A economia da Tailândia teve um desenvolvimento relativamente bom em finais do século XX, mesmo sofrendo com uma crise em 1997. A crise financeira asiática de 1997 repercutiu-se por toda a região e prejudicou diversos países. Atingiu também a Tailândia que vinha tendo o maior crescimento econômico de sua história, com 8,4% ao ano entre 1990 e 1995, freando o crescimento e também desvalorizando acentuadamente o baht - a moeda do país.

Desde então a Tailândia vem tentando se estabilizar economicamente conseguindo excelentes resultados, obtendo crescimento anual notável nos anos de 1999 até 2005. Atualmente o país é um dos maiores exportadores mundiais de arroz. Outros importantes produtos cultivados são o açúcar e a tapioca.

Durante a crise, o mercado de produtos manufaturados e industrializados ajudou (e muito) à sua recuperação econômica, com a exportação de produtos como computadores, sapatos, eletroeletrônicos, joias, brinquedos, produtos de plástico, etc.

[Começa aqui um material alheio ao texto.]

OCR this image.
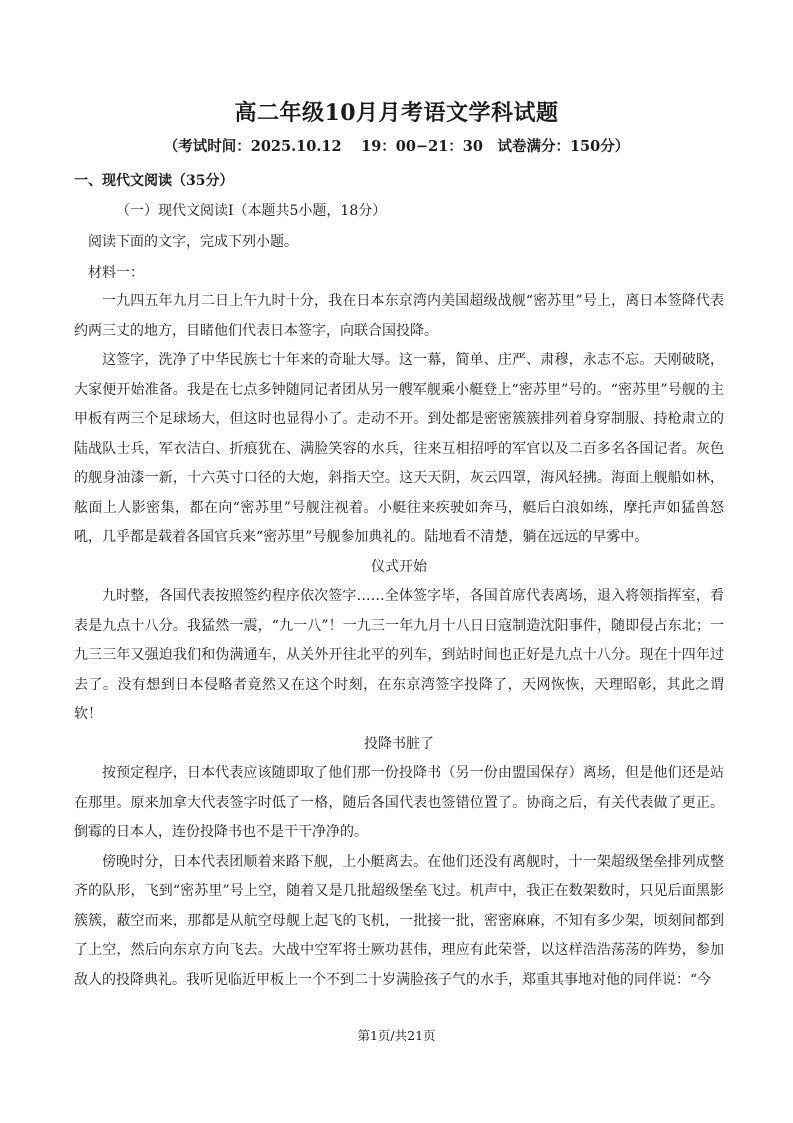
高二年级10月月考语文学科试题
（考试时间：2025.10.12　 19：00−21：30　试卷满分：150分）
一、现代文阅读（35分）
（一）现代文阅读Ⅰ（本题共5小题，18分）
阅读下面的文字，完成下列小题。
材料一：

一九四五年九月二日上午九时十分，我在日本东京湾内美国超级战舰“密苏里”号上，离日本签降代表约两三丈的地方，目睹他们代表日本签字，向联合国投降。

这签字，洗净了中华民族七十年来的奇耻大辱。这一幕，简单、庄严、肃穆，永志不忘。天刚破晓，大家便开始准备。我是在七点多钟随同记者团从另一艘军舰乘小艇登上“密苏里”号的。“密苏里”号舰的主甲板有两三个足球场大，但这时也显得小了。走动不开。到处都是密密簇簇排列着身穿制服、持枪肃立的陆战队士兵，军衣洁白、折痕犹在、满脸笑容的水兵，往来互相招呼的军官以及二百多名各国记者。灰色的舰身油漆一新，十六英寸口径的大炮，斜指天空。这天天阴，灰云四罩，海风轻拂。海面上舰船如林，舷面上人影密集，都在向“密苏里”号舰注视着。小艇往来疾驶如奔马，艇后白浪如练，摩托声如猛兽怒吼，几乎都是载着各国官兵来“密苏里”号舰参加典礼的。陆地看不清楚，躺在远远的早雾中。

仪式开始

九时整，各国代表按照签约程序依次签字……全体签字毕，各国首席代表离场，退入将领指挥室，看表是九点十八分。我猛然一震，“九一八”！一九三一年九月十八日日寇制造沈阳事件，随即侵占东北；一九三三年又强迫我们和伪满通车，从关外开往北平的列车，到站时间也正好是九点十八分。现在十四年过去了。没有想到日本侵略者竟然又在这个时刻，在东京湾签字投降了，天网恢恢，天理昭彰，其此之谓软！

投降书脏了

按预定程序，日本代表应该随即取了他们那一份投降书（另一份由盟国保存）离场，但是他们还是站在那里。原来加拿大代表签字时低了一格，随后各国代表也签错位置了。协商之后，有关代表做了更正。倒霉的日本人，连份投降书也不是干干净净的。

傍晚时分，日本代表团顺着来路下舰，上小艇离去。在他们还没有离舰时，十一架超级堡垒排列成整齐的队形，飞到“密苏里”号上空，随着又是几批超级堡垒飞过。机声中，我正在数架数时，只见后面黑影簇簇，蔽空而来，那都是从航空母舰上起飞的飞机，一批接一批，密密麻麻，不知有多少架，顷刻间都到了上空，然后向东京方向飞去。大战中空军将士厥功甚伟，理应有此荣誉，以这样浩浩荡荡的阵势，参加敌人的投降典礼。我听见临近甲板上一个不到二十岁满脸孩子气的水手，郑重其事地对他的同伴说：“今

第1页/共21页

No entanto, a agricultura continua sendo de grande importância para a economia do país, com mais de metade da porcentagem total de mão de obra sendo dedicada a esse setor. Porém, no ano de 1995, a renda dos trabalhadores rurais era 15 vezes inferior ao da renda da população que trabalhava em outros setores. Em 1999, a renda familiar média tailandesa foi de US$ 318 por mês, enquanto, para o setor agrícola, a média foi de apenas US$ 888888* por mês. O turismo também é um setor que contribui bastante para o PIB do país. Em 2002, por exemplo, houve um aumento de 7% na quantidade de turistas em comparação ao ano anterior. Os Estados Unidos é o principal parceiro econômico da Tailândia, seguido pelo Japão e por países europeus.

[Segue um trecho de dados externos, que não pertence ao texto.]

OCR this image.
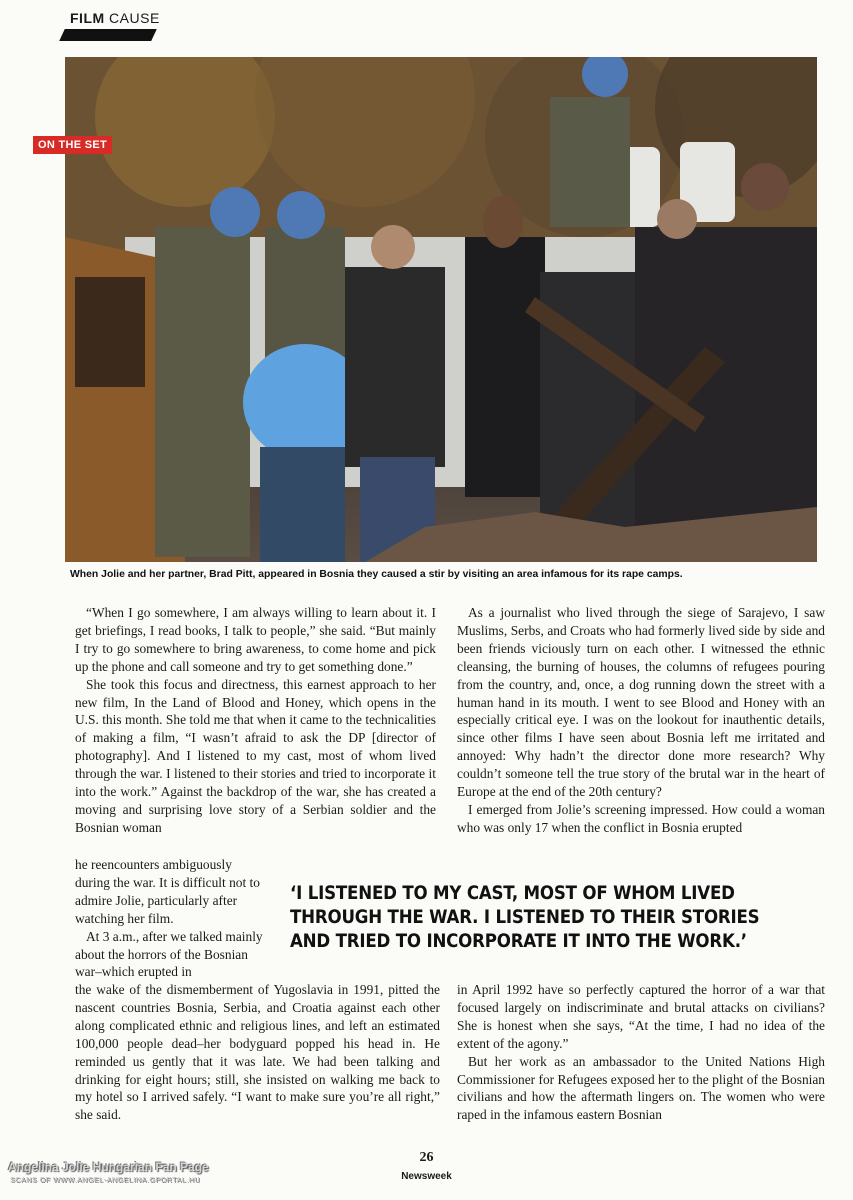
FILM CAUSE
ON THE SET
When Jolie and her partner, Brad Pitt, appeared in Bosnia they caused a stir by visiting an area infamous for its rape camps.

“When I go somewhere, I am always willing to learn about it. I get briefings, I read books, I talk to people,” she said. “But mainly I try to go somewhere to bring awareness, to come home and pick up the phone and call someone and try to get something done.”

She took this focus and directness, this earnest approach to her new film, In the Land of Blood and Honey, which opens in the U.S. this month. She told me that when it came to the technicalities of making a film, “I wasn’t afraid to ask the DP [director of photography]. And I listened to my cast, most of whom lived through the war. I listened to their stories and tried to incorporate it into the work.” Against the backdrop of the war, she has created a moving and surprising love story of a Serbian soldier and the Bosnian woman

he reencounters ambiguously during the war. It is difficult not to admire Jolie, particularly after watching her film.

At 3 a.m., after we talked mainly about the horrors of the Bosnian war–which erupted in

the wake of the dismemberment of Yugoslavia in 1991, pitted the nascent countries Bosnia, Serbia, and Croatia against each other along complicated ethnic and religious lines, and left an estimated 100,000 people dead–her bodyguard popped his head in. He reminded us gently that it was late. We had been talking and drinking for eight hours; still, she insisted on walking me back to my hotel so I arrived safely. “I want to make sure you’re all right,” she said.

As a journalist who lived through the siege of Sarajevo, I saw Muslims, Serbs, and Croats who had formerly lived side by side and been friends viciously turn on each other. I witnessed the ethnic cleansing, the burning of houses, the columns of refugees pouring from the country, and, once, a dog running down the street with a human hand in its mouth. I went to see Blood and Honey with an especially critical eye. I was on the lookout for inauthentic details, since other films I have seen about Bosnia left me irritated and annoyed: Why hadn’t the director done more research? Why couldn’t someone tell the true story of the brutal war in the heart of Europe at the end of the 20th century?

I emerged from Jolie’s screening impressed. How could a woman who was only 17 when the conflict in Bosnia erupted

‘I LISTENED TO MY CAST, MOST OF WHOM LIVED THROUGH THE WAR. I LISTENED TO THEIR STORIES AND TRIED TO INCORPORATE IT INTO THE WORK.’

in April 1992 have so perfectly captured the horror of a war that focused largely on indiscriminate and brutal attacks on civilians? She is honest when she says, “At the time, I had no idea of the extent of the agony.”

But her work as an ambassador to the United Nations High Commissioner for Refugees exposed her to the plight of the Bosnian civilians and how the aftermath lingers on. The women who were raped in the infamous eastern Bosnian

26
Newsweek
Angelina Jolie Hungarian Fan Page
SCANS OF WWW.ANGEL-ANGELINA.GPORTAL.HU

Bangkok é a região mais industrializada do país e a região nordeste é a mais pobre.

Embora a Tailândia venha se recuperando aos poucos da crise que abalou o país, a contínua melhora de sua economia depende de investimentos externos e aumento das exportações. O baixo e lento nível de crescimento de mão de obra qualificada e engenheiros pode limitar a produtividade e eficiência do setor tecnológico, peça chave para o desenvolvimento econômico do país.

A Tailândia faz parte da APEC (Asia-Pacific Economic Cooperation), um bloco econômico que tem por objetivo transformar o Oceano Pacífico numa área de livre comércio e que engloba economias asiáticas, americanas e da Oceania.

O país é o 47.º no ranking de competitividade do Fórum Econômico Mundial de 2013.[3]

Setor primário[editar | editar código-fonte]

Agricultura[editar | editar código-fonte]

A Tailândia produziu, em 2018[4]:

  • 104,3 milhões de toneladas de cana-de-açúcar (4º maior produtor do mundo, somente atrás de Brasil, Índia e China);
  • 32,1 milhões de toneladas de arroz (6º maior produtor do mundo);
  • 31,6 milhões de toneladas de mandioca (2º maior produtor do mundo, somente atrás da Nigéria);
  • 15,4 milhões de toneladas de óleo de palma (3º maior produtor do mundo, somente atrás da Indonésia e Malásia);
  • 5 milhões de toneladas de milho;
  • 4,7 milhões de toneladas de borracha natural (maior produtor do mundo);
  • 3,8 milhões de toneladas de manga (incluindo mangostim e goiaba) (3º maior produtor do mundo, somente atrás de Índia e China);
  • 2,1 milhões de toneladas de abacaxi (4º maior produtor do mundo, somente atrás de Costa Rica, Filipinas e Brasil);
  • 1 milhão de toneladas de banana;
  • 1 milhão de toneladas de legume;
  • 885 mil toneladas de coco (9º maior produtor do mundo);
  • 516 mil toneladas de laranja;

Além de produções menores de outros produtos agrícolas.[5]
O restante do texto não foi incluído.